You’ll notice that the autocomplete for the TSRestApiV2.tags_search()
method shows defined arguments rather than a generic request
argument.
When an endpoint has very few possibilities, the library often has the full set of arguments available directly.
# 2. Add a tag to each item called 'Tutorial Test'
# Get the ID of the tag called 'Tutorial Test'
# What if there is no tag called 'Tutorial Test'?
#
# Find the Tag Identifer so we can assign
# Create new Tag if it doesn't exist
#
try:
tags = ts.tags_search(tag_identifier="Tutorial Test")
except requests.exceptions.HTTPError as e:
print("Error from the API: ")
print(e)
print(e.response.content)
exit()
Next, let’s add the logic to create the tag if none is found with that name. Note that tags_create()
also has defined arguments rather than taking a request
:
if len(tags) == 0:
try:
new_tag = ts.tags_create(name="Tutorial Test")
tag_id = new_tag['id']
except requests.exceptions.HTTPError as e:
print("Error from the API: ")
print(e)
print(e.response.content)
exit()
else:
tag_id = tags[0]['id']
Finally, we’ll take the tag ID and the objects whose names matched and apply the tag.

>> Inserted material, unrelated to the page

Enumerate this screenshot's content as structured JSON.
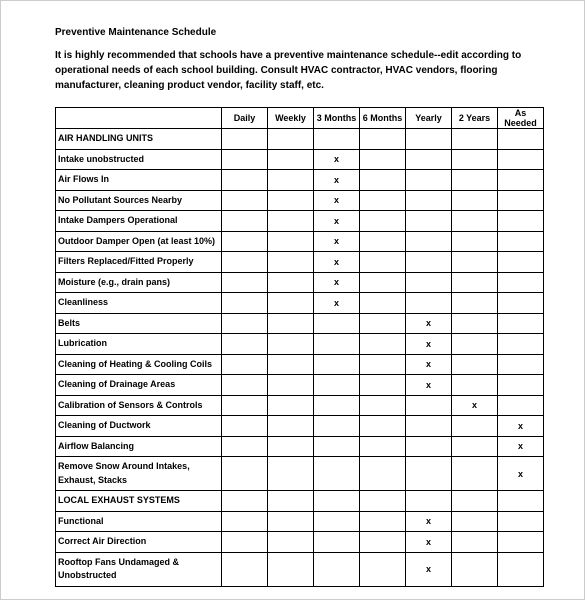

Let’s go back to the Playground to copy the request. Remember that the metadata
section is not a simple array, but an array of objects:
assign_req = {
"metadata": [
{
"identifier": "identifier4"
}
],
"tag_identifiers": [
"tag_identifiers8",
"tag_identifiers9",
"tag_identifiers0"
]
}
We’ll need to create the data structure that the metadata
parameter needs by iterating through the objects stored in final_list_of_objs
, and then assigning that result to the metadata
parameter’s value:
# Assign the tag to the items
try:
# When we copied from the Playground, the format of the `metadata` section is an array of objects,
# which needs to be a List of Dicts in Python syntax [ {"identifier": metadata_id}, ...]
tag_metadata_section = []
# Iterate through each object and make the Dict in create format
for obj in final_list_of_objs:
tag_metadata_section.append({"identifier" : obj['metadata_id']})
assign_req = {
"metadata": tag_metadata_section,
"tag_identifiers": [tag_id]
}
assign_resp = ts.tags_assign(requst=assign_req)

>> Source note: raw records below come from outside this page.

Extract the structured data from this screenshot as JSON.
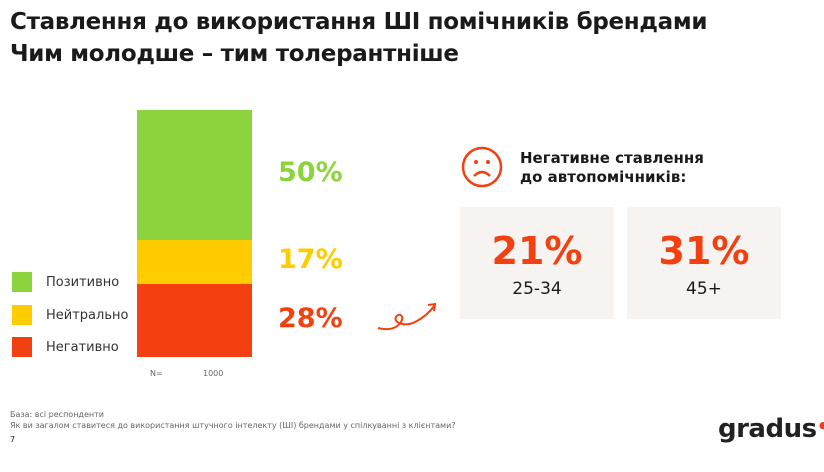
{
  "title_line1": "Ставлення до використання ШІ помічників брендами",
  "title_line2": "Чим молодше – тим толерантніше",
  "chart_data": {
    "type": "bar",
    "stacked": true,
    "categories": [
      "N= 1000"
    ],
    "series": [
      {
        "name": "Позитивно",
        "values": [
          50
        ],
        "label": "50%",
        "color": "#8dd33d"
      },
      {
        "name": "Нейтрально",
        "values": [
          17
        ],
        "label": "17%",
        "color": "#ffcc00"
      },
      {
        "name": "Негативно",
        "values": [
          28
        ],
        "label": "28%",
        "color": "#f24010"
      }
    ],
    "n_label": "N=",
    "n_value": "1000",
    "legend_placement": "left"
  },
  "callout": {
    "icon": "sad-face-icon",
    "heading_line1": "Негативне ставлення",
    "heading_line2": "до автопомічників:",
    "cards": [
      {
        "value": "21%",
        "label": "25-34"
      },
      {
        "value": "31%",
        "label": "45+"
      }
    ]
  },
  "footer": {
    "base": "База: всі респонденти",
    "question": "Як ви загалом ставитеся до використання штучного інтелекту (ШІ) брендами у спілкуванні з клієнтами?",
    "page": "7",
    "logo": "gradus"
  }
}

except requests.exceptions.HTTPError as e:
print("Error from the API: ")
print(e)
print(e.response.content)
exit()
05 - Conclusion🔗
After completing these lessons, you should be very capable at using the REST API V2.0 Playground and the thoughtspot_rest_api_v1 library to retrieve and process the results of the /search
endpoints and then issue other commands using the IDs of objects.
By moving hard-coded values into variables, you can develop reusable scripts to accomplish tasks that otherwise would require a lot of manual effort.
There are many existing examples of workflows that can be pieced together to accomplish any number of administration and integration tasks.